Opened on 05/27/2015 at 04:38:46 PM
Closed on 07/14/2015 at 11:58:29 AM
Last modified on 07/20/2015 at 11:25:06 AM
#2600 closed change (fixed)
Normalize ownership and privileges for Nginx logs
| Reported by: | matze | Assignee: | matze |
|---|---|---|---|
| Priority: | P4 | Milestone: | |
| Module: | Infrastructure | Keywords: | |
| Cc: | fred, fhd | Blocked By: | |
| Blocking: | Platform: | Unknown | |
| Ready: | yes | Confidential: | no |
| Tester: | Unknown | Verified working: | no |
| Review URL(s): | |||
Description
Our current setup causes nginx(8) access logs to appear with various different file permissions and group/owner assignments:
mathias@filter20:~$ ls -la /var/log/nginx total 13644 drwxr-xr-x 2 root root 4096 May 27 14:52 . drwxr-xr-x 11 root root 4096 May 27 14:52 .. -rw-r----- 1 nginx adm 150048 May 27 15:12 access.log -rw-r--r-- 1 root root 10207556 May 27 15:12 access_log_easylist_downloads -rw-r--r-- 1 root root 3570881 May 27 15:12 access_log_notification -rw-r----- 1 nginx adm 19080 May 27 15:12 error.log
There are other combinations as well. Overall I believe found any combination possible with adm, nginx, root, www-data and various different permissions, e.g. -rw-r--r-- or -rw------.

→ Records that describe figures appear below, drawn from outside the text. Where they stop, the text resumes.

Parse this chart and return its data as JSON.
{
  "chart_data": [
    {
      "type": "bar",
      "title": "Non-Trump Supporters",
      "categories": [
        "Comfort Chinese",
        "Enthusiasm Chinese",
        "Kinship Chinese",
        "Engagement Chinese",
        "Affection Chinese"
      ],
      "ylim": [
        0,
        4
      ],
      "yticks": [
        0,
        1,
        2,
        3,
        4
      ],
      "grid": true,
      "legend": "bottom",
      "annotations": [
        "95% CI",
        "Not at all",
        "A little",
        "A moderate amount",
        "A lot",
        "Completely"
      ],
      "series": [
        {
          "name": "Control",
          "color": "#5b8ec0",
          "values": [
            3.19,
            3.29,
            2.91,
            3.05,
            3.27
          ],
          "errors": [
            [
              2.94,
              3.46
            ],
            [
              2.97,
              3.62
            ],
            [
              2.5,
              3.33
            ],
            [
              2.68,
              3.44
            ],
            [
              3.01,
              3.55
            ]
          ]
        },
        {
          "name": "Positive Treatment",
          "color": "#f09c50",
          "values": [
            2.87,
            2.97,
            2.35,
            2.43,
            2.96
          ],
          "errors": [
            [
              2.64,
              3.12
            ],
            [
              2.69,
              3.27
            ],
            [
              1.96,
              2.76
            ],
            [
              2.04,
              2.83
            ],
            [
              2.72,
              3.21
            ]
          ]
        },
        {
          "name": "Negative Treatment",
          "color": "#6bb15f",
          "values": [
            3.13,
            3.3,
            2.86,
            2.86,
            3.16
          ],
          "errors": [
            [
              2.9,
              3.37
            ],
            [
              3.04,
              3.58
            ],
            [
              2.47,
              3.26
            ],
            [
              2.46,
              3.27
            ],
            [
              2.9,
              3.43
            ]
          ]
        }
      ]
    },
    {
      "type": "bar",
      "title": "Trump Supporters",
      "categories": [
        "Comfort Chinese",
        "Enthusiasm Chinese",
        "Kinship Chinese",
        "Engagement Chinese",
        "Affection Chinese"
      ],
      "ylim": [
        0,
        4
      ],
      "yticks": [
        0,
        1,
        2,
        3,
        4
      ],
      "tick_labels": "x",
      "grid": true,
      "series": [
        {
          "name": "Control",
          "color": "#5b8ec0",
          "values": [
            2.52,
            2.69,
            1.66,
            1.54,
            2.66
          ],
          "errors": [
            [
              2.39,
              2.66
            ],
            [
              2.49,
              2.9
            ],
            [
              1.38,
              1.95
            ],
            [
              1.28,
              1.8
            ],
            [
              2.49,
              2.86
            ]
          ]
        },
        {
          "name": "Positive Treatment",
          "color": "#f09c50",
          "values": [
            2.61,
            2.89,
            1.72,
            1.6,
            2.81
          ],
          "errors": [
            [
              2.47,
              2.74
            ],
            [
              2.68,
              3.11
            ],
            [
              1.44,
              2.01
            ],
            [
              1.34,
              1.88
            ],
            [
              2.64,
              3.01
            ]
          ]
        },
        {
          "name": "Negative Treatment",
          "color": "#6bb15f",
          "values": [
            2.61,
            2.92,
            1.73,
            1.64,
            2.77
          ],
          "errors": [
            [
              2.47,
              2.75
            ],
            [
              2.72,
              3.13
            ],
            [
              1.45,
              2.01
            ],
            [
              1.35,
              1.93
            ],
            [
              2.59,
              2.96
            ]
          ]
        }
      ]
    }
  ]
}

This is obviously due to the fact that we never explicitely configured these attributes. Since logrotate(8), unless configured otherwise, keeps the current set of permissions, the differences are probably due to past attempts for bypassing some intermediate access issues.
To avoid such issues in the future (and to "clean up our closet"), we should start managing these attributes via Puppet and clean up /var/log/nginx during roll-out.
Ideally all logs would belong to user www-data (the one Nginx runs as) and group adm (which is actually meant for read-only access to `/var/log`).
Attachments (0)
Change History (6)
comment:1 Changed on 06/09/2015 at 03:51:52 PM by fred
comment:2 Changed on 06/10/2015 at 04:28:49 AM by matze
Assuming you go with www-data:adm for the file ownership (according to the ticket description), 0640 is perfectly fine.
The directory (/var/log/nginx) should remain in the distribution's default state after installing Nginx through the pacakge manager, which is root:root and 0755.
comment:3 Changed on 07/03/2015 at 12:23:46 PM by fred
- Owner set to fred
- Tester set to Unknown
comment:4 Changed on 07/03/2015 at 12:27:41 PM by fred
- Review URL(s) modified (diff)
- Status changed from new to reviewing
comment:5 Changed on 07/14/2015 at 11:58:29 AM by fred
- Resolution set to fixed
- Status changed from reviewing to closed
comment:6 Changed on 07/20/2015 at 11:25:06 AM by fred
- Owner changed from fred to matze
What should be the file permissions for all those log files in the directory?
0640? 0644?
Should the directory itself also belong to "www-data.adm"? Or stay at "root.root" as it is in the example?
What should be the permission of the directory itself? Stay at 0755 or also change to something more restrictive like 0750?